先般発表されました第3次行革プラン第二次案でも、「平成26年度地方財政対策で制度化された緊急防災・減災事業債を活用し、緊急3ヵ年計画を策定して、来年度から3ヵ年に亘り、別枠で毎年度100億円ずつ措置する」とされており、今後は、災害時には避難所として重要な機能を担う県立学校や庁舎等の県有施設の耐震化がかつてない程のハイペースで進んでいくことが見込まれます。

しかしながら、緊急防災・減災事業債が、いつまでも続くものではありません。今後も引き続き、喫緊の課題である南海トラフ巨大地震対策や台風等への災害対策など住民の安全安心を確保していくためには、中長期的観点からの取組みが重要であり、計画的に事業費を確保していく必要があります。

また、先ほどの質問でも触れましたが、建設業界では人手不足が深刻化しているのは、既にご案内のとおりであります。人手不足により県発注の工事では施工業者が決まらない入札不調が相次いでおり、今までとは逆に、予算は確保したにも関わらず、思うように事業を進めることが出来なくなることが見込まれます。今後も東日本大震災の復興需要や東京五輪・パラリンピックのインフラ整備などの建設需要が更に高まることから、本県においてもこの傾向は、さらに強まることが予想されるところです。

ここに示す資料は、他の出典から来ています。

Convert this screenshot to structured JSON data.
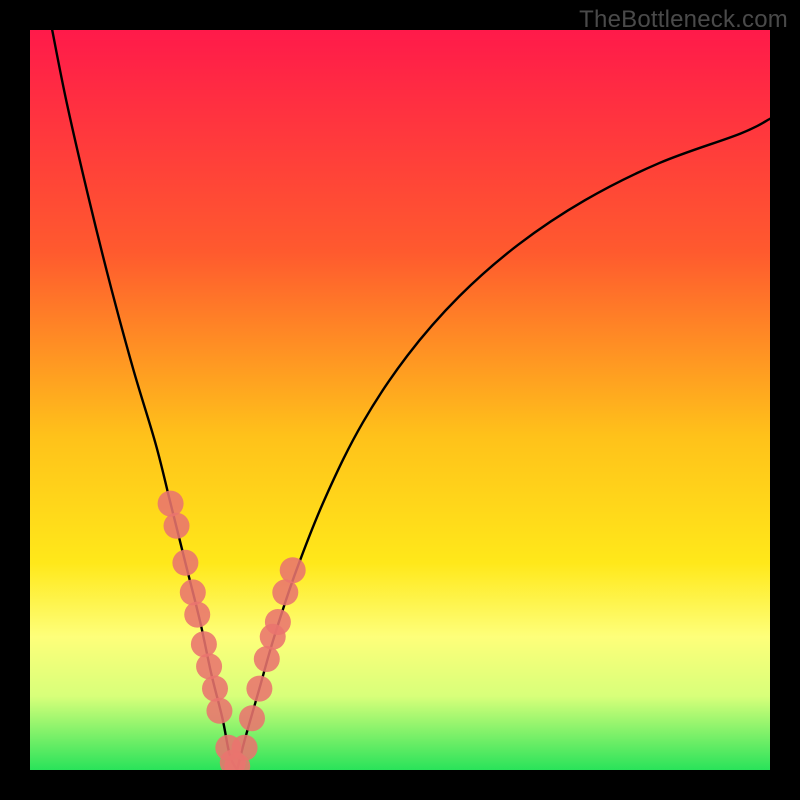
{
  "watermark": "TheBottleneck.com",
  "chart_data": {
    "type": "line",
    "title": "",
    "xlabel": "",
    "ylabel": "",
    "xlim": [
      0,
      100
    ],
    "ylim": [
      0,
      100
    ],
    "gradient_stops": [
      {
        "offset": 0,
        "color": "#ff1a4a"
      },
      {
        "offset": 30,
        "color": "#ff5a2e"
      },
      {
        "offset": 55,
        "color": "#ffc21a"
      },
      {
        "offset": 72,
        "color": "#ffe81a"
      },
      {
        "offset": 82,
        "color": "#feff7a"
      },
      {
        "offset": 90,
        "color": "#d8ff7a"
      },
      {
        "offset": 100,
        "color": "#29e35a"
      }
    ],
    "note": "x = parameter sweep, y = bottleneck percentage (0 = perfect match at bottom, 100 = severe bottleneck at top). Two curves meeting at a V-shaped minimum around x≈27.",
    "series": [
      {
        "name": "left-curve",
        "x": [
          3,
          5,
          8,
          11,
          14,
          17,
          19,
          21,
          23,
          24.5,
          26,
          27,
          28
        ],
        "values": [
          100,
          90,
          77,
          65,
          54,
          44,
          36,
          28,
          20,
          13,
          7,
          2,
          0
        ]
      },
      {
        "name": "right-curve",
        "x": [
          28,
          29,
          31,
          33,
          36,
          40,
          45,
          51,
          58,
          66,
          75,
          85,
          96,
          100
        ],
        "values": [
          0,
          4,
          11,
          18,
          27,
          37,
          47,
          56,
          64,
          71,
          77,
          82,
          86,
          88
        ]
      }
    ],
    "markers": {
      "note": "Pink dots along both curves near the V; y values are approximate bottleneck % at those x positions.",
      "color": "#e9746e",
      "radius_px": 13,
      "points": [
        {
          "x": 19.0,
          "y": 36.0
        },
        {
          "x": 19.8,
          "y": 33.0
        },
        {
          "x": 21.0,
          "y": 28.0
        },
        {
          "x": 22.0,
          "y": 24.0
        },
        {
          "x": 22.6,
          "y": 21.0
        },
        {
          "x": 23.5,
          "y": 17.0
        },
        {
          "x": 24.2,
          "y": 14.0
        },
        {
          "x": 25.0,
          "y": 11.0
        },
        {
          "x": 25.6,
          "y": 8.0
        },
        {
          "x": 26.8,
          "y": 3.0
        },
        {
          "x": 27.4,
          "y": 1.0
        },
        {
          "x": 28.0,
          "y": 0.5
        },
        {
          "x": 29.0,
          "y": 3.0
        },
        {
          "x": 30.0,
          "y": 7.0
        },
        {
          "x": 31.0,
          "y": 11.0
        },
        {
          "x": 32.0,
          "y": 15.0
        },
        {
          "x": 32.8,
          "y": 18.0
        },
        {
          "x": 33.5,
          "y": 20.0
        },
        {
          "x": 34.5,
          "y": 24.0
        },
        {
          "x": 35.5,
          "y": 27.0
        }
      ]
    }
  }
}
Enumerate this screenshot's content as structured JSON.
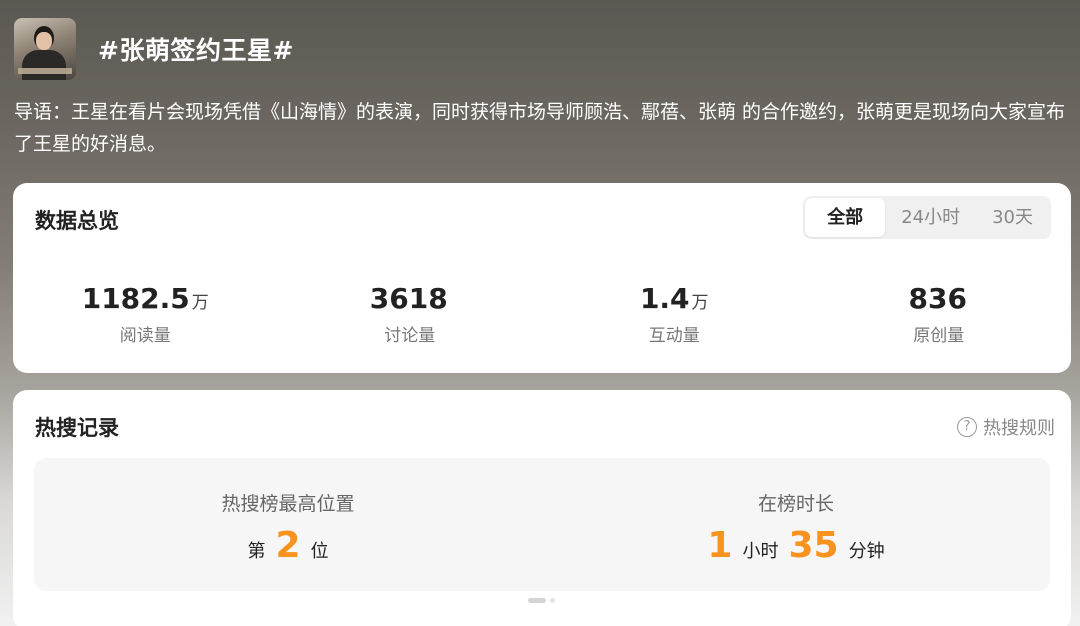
{
  "header": {
    "title": "#张萌签约王星#"
  },
  "intro": "导语：王星在看片会现场凭借《山海情》的表演，同时获得市场导师顾浩、鄢蓓、张萌 的合作邀约，张萌更是现场向大家宣布了王星的好消息。",
  "overview": {
    "title": "数据总览",
    "tabs": [
      "全部",
      "24小时",
      "30天"
    ],
    "selected_tab": "全部",
    "stats": [
      {
        "value": "1182.5",
        "unit": "万",
        "label": "阅读量"
      },
      {
        "value": "3618",
        "unit": "",
        "label": "讨论量"
      },
      {
        "value": "1.4",
        "unit": "万",
        "label": "互动量"
      },
      {
        "value": "836",
        "unit": "",
        "label": "原创量"
      }
    ]
  },
  "hot": {
    "title": "热搜记录",
    "rules_label": "热搜规则",
    "peak": {
      "label": "热搜榜最高位置",
      "prefix": "第",
      "value": "2",
      "suffix": "位"
    },
    "duration": {
      "label": "在榜时长",
      "hours": "1",
      "hours_unit": "小时",
      "minutes": "35",
      "minutes_unit": "分钟"
    }
  },
  "colors": {
    "accent": "#f7931e",
    "card": "#ffffff"
  },
  "icons": {
    "rules": "question-circle-icon"
  }
}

そこで、今回の予算案では、県有施設の耐震化が相当程度進むことが見込まれますが、耐震化が必要な庁舎等の県有施設全体では、どの程度の耐震化が進み、どの程度残ることになるのでしょうか、今後の進め方と併せてお伺いします。

また、今回の補正予算で措置された県有施設の耐震化が実際に完了するまでのスケジュールの見通しについてもお伺いします。